Escuchar, no oir

18 f, 11

LA BUENA NOTICIADEMANUEL MONTESCLERIES

                      

                  Málaga 19 de Septiembre de 2011

                          m.montescleries@telefonica.net

 

ESCUCHAR

 

        A medida que maduramos vamos percibiendo con más claridad la diferencia que hay entre oír y escuchar. La mayoría de las personas lo consideran un sinónimo porque piensan que es lo mismo: utilizar el sentido del oído. Cuando se trata de describir la relación que hay entre el emisor del sonido o voz y el receptor de los mismos, se denomina de forma gradual: estoy oyendo, estoy oyendo con atención, estoy escuchando.

 

      Nos encontramos en un mundo lleno de sonidos que casi siempre se convierten en ruidos.
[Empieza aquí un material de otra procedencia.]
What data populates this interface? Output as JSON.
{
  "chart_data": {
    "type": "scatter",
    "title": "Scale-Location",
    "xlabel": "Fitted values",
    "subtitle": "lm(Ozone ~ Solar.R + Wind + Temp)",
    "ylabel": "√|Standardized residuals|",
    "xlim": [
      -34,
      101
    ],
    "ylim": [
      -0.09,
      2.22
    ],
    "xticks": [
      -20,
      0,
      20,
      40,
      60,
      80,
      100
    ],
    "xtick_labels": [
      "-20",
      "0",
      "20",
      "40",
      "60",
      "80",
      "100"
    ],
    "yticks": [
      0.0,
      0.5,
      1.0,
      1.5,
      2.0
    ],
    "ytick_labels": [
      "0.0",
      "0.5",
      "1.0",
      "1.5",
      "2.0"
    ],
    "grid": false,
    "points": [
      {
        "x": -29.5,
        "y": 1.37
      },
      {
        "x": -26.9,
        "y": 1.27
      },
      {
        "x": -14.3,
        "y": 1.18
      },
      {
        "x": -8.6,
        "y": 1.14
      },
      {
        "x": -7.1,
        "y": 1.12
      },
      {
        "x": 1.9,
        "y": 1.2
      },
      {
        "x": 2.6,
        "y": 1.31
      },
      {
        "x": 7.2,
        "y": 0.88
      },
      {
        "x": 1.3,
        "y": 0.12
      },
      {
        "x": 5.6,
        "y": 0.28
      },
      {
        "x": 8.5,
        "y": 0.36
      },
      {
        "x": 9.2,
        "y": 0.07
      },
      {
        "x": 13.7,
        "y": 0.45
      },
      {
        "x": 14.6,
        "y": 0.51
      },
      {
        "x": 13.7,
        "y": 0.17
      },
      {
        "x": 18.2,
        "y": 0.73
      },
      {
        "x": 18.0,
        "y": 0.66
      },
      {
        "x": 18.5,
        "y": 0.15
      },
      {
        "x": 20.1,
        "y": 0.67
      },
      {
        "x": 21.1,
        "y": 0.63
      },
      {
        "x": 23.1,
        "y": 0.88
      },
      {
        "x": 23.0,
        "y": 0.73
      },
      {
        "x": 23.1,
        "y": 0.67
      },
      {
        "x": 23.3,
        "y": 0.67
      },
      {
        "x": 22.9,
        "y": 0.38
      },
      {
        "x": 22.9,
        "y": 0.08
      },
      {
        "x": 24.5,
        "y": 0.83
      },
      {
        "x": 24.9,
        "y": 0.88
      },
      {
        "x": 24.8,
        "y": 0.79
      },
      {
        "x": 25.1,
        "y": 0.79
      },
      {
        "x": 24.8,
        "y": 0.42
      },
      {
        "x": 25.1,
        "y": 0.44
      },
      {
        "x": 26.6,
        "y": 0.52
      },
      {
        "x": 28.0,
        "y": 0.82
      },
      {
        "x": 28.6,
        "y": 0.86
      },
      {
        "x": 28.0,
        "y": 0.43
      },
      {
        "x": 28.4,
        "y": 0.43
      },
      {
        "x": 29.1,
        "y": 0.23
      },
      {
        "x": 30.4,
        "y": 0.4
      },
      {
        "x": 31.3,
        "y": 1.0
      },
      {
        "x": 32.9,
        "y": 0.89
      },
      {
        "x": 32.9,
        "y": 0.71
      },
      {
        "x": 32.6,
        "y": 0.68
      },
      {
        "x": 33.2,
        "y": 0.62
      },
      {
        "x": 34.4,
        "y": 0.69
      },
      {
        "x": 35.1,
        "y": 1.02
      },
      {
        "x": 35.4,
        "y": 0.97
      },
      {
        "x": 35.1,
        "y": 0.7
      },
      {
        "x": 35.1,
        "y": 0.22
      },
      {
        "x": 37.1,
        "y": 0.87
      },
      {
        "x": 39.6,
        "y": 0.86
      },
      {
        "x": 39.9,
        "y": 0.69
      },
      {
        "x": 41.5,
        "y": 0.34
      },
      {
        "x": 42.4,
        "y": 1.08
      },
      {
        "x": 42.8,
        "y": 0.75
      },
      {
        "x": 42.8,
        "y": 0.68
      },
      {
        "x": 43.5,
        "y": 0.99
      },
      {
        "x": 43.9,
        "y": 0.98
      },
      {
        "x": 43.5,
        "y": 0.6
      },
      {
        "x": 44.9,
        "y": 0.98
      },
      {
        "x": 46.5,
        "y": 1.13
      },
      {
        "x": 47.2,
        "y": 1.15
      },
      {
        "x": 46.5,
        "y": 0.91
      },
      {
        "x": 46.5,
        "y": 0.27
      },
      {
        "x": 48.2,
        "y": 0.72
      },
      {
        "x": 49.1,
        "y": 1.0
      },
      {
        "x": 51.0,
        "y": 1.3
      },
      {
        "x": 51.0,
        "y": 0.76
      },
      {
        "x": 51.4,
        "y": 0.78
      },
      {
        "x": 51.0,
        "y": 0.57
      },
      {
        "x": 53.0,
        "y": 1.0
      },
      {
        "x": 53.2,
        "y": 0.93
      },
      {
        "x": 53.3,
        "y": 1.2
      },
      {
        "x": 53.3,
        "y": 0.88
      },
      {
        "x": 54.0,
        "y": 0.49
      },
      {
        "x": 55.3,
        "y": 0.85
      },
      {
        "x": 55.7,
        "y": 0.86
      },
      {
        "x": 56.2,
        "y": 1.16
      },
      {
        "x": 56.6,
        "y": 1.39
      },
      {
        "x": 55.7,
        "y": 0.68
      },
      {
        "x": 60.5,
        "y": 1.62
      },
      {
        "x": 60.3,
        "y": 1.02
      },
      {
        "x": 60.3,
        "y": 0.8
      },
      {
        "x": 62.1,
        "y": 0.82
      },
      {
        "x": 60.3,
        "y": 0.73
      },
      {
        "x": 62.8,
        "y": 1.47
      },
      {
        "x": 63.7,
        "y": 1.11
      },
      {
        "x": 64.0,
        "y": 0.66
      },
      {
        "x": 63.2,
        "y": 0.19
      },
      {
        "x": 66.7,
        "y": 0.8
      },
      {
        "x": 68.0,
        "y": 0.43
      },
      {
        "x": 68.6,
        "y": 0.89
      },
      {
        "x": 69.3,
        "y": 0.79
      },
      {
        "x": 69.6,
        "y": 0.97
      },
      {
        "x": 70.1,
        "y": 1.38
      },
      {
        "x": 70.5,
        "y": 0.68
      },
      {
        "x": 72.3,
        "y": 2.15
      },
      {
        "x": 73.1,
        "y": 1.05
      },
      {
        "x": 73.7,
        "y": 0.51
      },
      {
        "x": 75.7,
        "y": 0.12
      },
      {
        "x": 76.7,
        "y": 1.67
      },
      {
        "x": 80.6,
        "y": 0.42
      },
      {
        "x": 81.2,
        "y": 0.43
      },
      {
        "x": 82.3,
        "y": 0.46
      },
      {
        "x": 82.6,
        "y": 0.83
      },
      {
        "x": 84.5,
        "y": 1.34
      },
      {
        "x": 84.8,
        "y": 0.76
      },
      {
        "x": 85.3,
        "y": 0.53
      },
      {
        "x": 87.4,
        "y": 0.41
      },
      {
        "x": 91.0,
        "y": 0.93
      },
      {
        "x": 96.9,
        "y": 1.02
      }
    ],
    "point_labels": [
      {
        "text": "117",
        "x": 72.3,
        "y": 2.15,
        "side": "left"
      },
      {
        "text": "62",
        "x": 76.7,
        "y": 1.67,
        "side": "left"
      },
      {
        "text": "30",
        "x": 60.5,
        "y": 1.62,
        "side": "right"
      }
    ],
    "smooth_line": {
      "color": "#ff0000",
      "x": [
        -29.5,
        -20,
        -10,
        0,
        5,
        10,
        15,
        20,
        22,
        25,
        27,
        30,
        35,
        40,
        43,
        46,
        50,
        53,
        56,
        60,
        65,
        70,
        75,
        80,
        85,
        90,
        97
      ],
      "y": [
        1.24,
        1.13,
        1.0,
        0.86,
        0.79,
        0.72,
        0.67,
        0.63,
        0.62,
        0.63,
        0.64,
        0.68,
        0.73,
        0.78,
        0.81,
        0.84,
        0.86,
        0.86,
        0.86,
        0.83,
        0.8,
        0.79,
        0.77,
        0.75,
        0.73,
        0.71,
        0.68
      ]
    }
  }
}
El ruido no es más que un sonido desagradable al que se intenta no prestar atención. Ya nos hemos acostumbrado al ruido exterior y a veces al interior. Es más no podemos vivir sin el. Nos molesta el sonido del silencio. Llegamos a casa y encendemos automáticamente la televisión; arrancamos el coche y se enciende automáticamente la radio; vamos por la calle con unos auriculares constantemente puestos que nos convierten en sordos de cuanto pasa a nuestro alrededor; vamos conectados al teléfono móvil y, en apariencia, hablando solos como locos. Definitivamente nos pasamos el día entero oyendo.

 

    La buena noticia de hoy es que todavía hay seres con la capacidad de escuchar. Estas personas son aquellas que han entendido que escuchando se aprende más que hablando, que el ser humano es dueño de sus silencios y esclavo de sus palabras y que el otro necesita ser escuchado. En una tertulia televisiva en la que participo, se me quejan los compañeros, y a veces los teleespectadores, de que mantengo espacios demasiado prolongados de silencio. Quizás lleven razón, pero es que quién te habla necesita que tu asimiles su discurso, lo digieras y le des la respuesta más oportuna, no lo primero que se te ocurra.

 

    En el dialogo con la administración pasa lo mismo. Casi siempre te oyen, pero casi nunca te escuchan. Por eso, cuando encuentras los interlocutores adecuados, lo agradeces sobremanera. Esta semana he tenido varias experiencias al respecto, desde el funcionario que te corta la conversación con la frase lapidaria “el siguiente”, hasta quién te dice que está muy ocupado pero que tiene el tiempo que sea necesario para atenderte.

 

    Llevo años intentando ejecutar la virtud de la escucha y procurando transmitírsela a cuantos tienen la deferencia de escucharme. Aquellos que entienden que un dialogo no es una contraposición de monólogos, donde todos están esperando, oyendo sin escuchar, a que el otro respire para meter su rollo. Cuando eres capaz de escuchar al otro, éste se sorprende, pero te lo agradece y se siente atendido y consolado.

 

   La otra noche, dos mujeres coraje se presentaron en mi casa con un problema grave y varios de pronóstico reservado. Hice lo único que podía hacer en ese momento: escucharlas. Luego me puse a la tarea y ¡oh sorpresa! A cuantos funcionarios les fui transmitiendo la inquietud del futuro de las mujeres coraje, me escucharon, me orientaron, me atendieron sin prisas y me transmitieron esperanzas en posibles soluciones.

 

     No tengo más remedio que recoger este hecho extraordinario que debería convertirse en ordinario. Esto se conseguirá cuando eliminemos ruidos, apaguemos teles, desconectemos auriculares; escuchemos, no oigamos y comencemos a ver al otro, no a mirarle.